Memory cheats and lies, and we slip it a fiver to do it. Can anyone really back up the claim that games used to be better?Sure, you can have a dog of a year, but do people really think that, universally, game developers actually get more stupid? Have we all missed the lead pipes in our empire?

I refute said claims and have an entire entertainment system to help me do it.
So here's the deal, Moe pulled out a certain ancient and horrible console in the Hyper den. In case you haven't seen a 3DO, it has all of the sex-appeal of a betamax recorder and none of the manners.

We fed games into its maw. Terrible games. In the year we saw games like Doom II, System Shock, X-Com and Marathon there was also this ... thing. The best one, and by that I mean the worst one, was Space Ace. It reminded us of all of the horribles things you can do in game design.

While it looked fantastic, thanks to cute animation from the Dragon's Lair guy, it spent so long looking at them in the mirror that it forgot there was company and it was meant to be entertaining.

The camera angle changed like an MTV videoclip and cutscenes blended with gameplay so you didn't actually know when you were meant to stop watching and start dodging. Beyond that, it would just throw you into situations, give you a second to do something and no hints on what that thing should be. Needless to say that you didn't play the game so much as memorise a sequence of d-pad moves, if you wanted to get anywhere. The horror. It might have been cool in '83 but by '93 it just showed the peril of looking back.

He's my point: for every great game that you remember, there were about 10 absolute shockers. What I love is when people will compare a dog of a game today to an absolute classic and give big budgets and technology lip about it. To quote JT (which, I think, is a first) cry me a river. If you want to see clone games look back to the 80s and 90s. We talk about the lack of innovation now, but how many generic side scrollers did we see? How many text adventures with wishy-washy writing and a love affair with leading you in circles and then telling you “command unkown”?

Last year alone, tossed up Oblivion, Half-Life 2: Episode 1, Company of Heroes, Battlefield 2142 and Dawn of War: Dark Crusade (to quote our reader's choice top five). While each of these games have their faults they also offer gameplay experiences that just weren't possible in years gone by, from connected gaming on a massive scale, to intelligent units that actually soldier, to huge worlds dwarfed by stunning sunsets, to companions brought to life not only with writing and voice but expressions and actual affect on the game world.

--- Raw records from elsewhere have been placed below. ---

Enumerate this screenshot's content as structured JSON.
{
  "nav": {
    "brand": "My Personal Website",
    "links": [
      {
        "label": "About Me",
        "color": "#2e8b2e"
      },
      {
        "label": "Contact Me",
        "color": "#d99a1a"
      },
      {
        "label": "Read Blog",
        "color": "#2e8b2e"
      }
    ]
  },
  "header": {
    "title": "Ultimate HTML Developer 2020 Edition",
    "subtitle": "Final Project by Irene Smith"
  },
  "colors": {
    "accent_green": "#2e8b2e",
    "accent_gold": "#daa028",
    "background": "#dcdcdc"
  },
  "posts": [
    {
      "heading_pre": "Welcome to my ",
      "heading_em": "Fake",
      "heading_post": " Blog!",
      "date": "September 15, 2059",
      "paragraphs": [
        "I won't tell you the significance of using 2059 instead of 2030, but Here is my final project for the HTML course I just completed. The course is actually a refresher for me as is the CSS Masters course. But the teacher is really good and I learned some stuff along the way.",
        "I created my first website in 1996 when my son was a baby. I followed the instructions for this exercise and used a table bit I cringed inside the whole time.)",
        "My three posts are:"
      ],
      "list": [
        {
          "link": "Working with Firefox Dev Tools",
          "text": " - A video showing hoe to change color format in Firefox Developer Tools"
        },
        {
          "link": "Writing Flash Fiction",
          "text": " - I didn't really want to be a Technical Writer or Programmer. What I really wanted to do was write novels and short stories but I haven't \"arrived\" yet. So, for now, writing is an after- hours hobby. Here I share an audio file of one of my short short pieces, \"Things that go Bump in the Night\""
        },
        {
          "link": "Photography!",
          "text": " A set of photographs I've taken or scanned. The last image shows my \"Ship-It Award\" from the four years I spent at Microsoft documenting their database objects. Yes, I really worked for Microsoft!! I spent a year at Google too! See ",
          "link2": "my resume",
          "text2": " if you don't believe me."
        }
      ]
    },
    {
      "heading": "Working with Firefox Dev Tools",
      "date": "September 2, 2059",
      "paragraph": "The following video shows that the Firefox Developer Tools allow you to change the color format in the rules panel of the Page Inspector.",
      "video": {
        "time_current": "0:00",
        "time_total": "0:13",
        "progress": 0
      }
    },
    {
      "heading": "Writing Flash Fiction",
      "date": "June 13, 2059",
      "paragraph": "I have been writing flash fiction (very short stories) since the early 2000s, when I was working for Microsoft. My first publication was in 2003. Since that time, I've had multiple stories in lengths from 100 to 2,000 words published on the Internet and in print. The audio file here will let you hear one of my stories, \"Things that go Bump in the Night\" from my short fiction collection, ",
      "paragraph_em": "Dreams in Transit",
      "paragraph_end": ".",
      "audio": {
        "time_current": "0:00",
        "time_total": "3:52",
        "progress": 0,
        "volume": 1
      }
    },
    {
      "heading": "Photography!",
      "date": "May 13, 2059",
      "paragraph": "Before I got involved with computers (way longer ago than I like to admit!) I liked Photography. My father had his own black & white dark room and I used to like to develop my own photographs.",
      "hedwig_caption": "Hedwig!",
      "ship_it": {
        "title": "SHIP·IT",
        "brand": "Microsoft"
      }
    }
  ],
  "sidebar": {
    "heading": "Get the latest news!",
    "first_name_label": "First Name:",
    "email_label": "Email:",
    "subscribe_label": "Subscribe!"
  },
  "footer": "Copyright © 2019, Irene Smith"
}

Before you come to me with misty eyes about the good old days, just spare a moment to delve those repressed memories and dark, 3DO, corners of your childhood. As lame as the lame games of today are, the lame games of yesterday really know how to suck. You know how I know? Because every “games were better in the time that's not now,” gamer has been so traumatised they've repressed them right the hell out of their lives.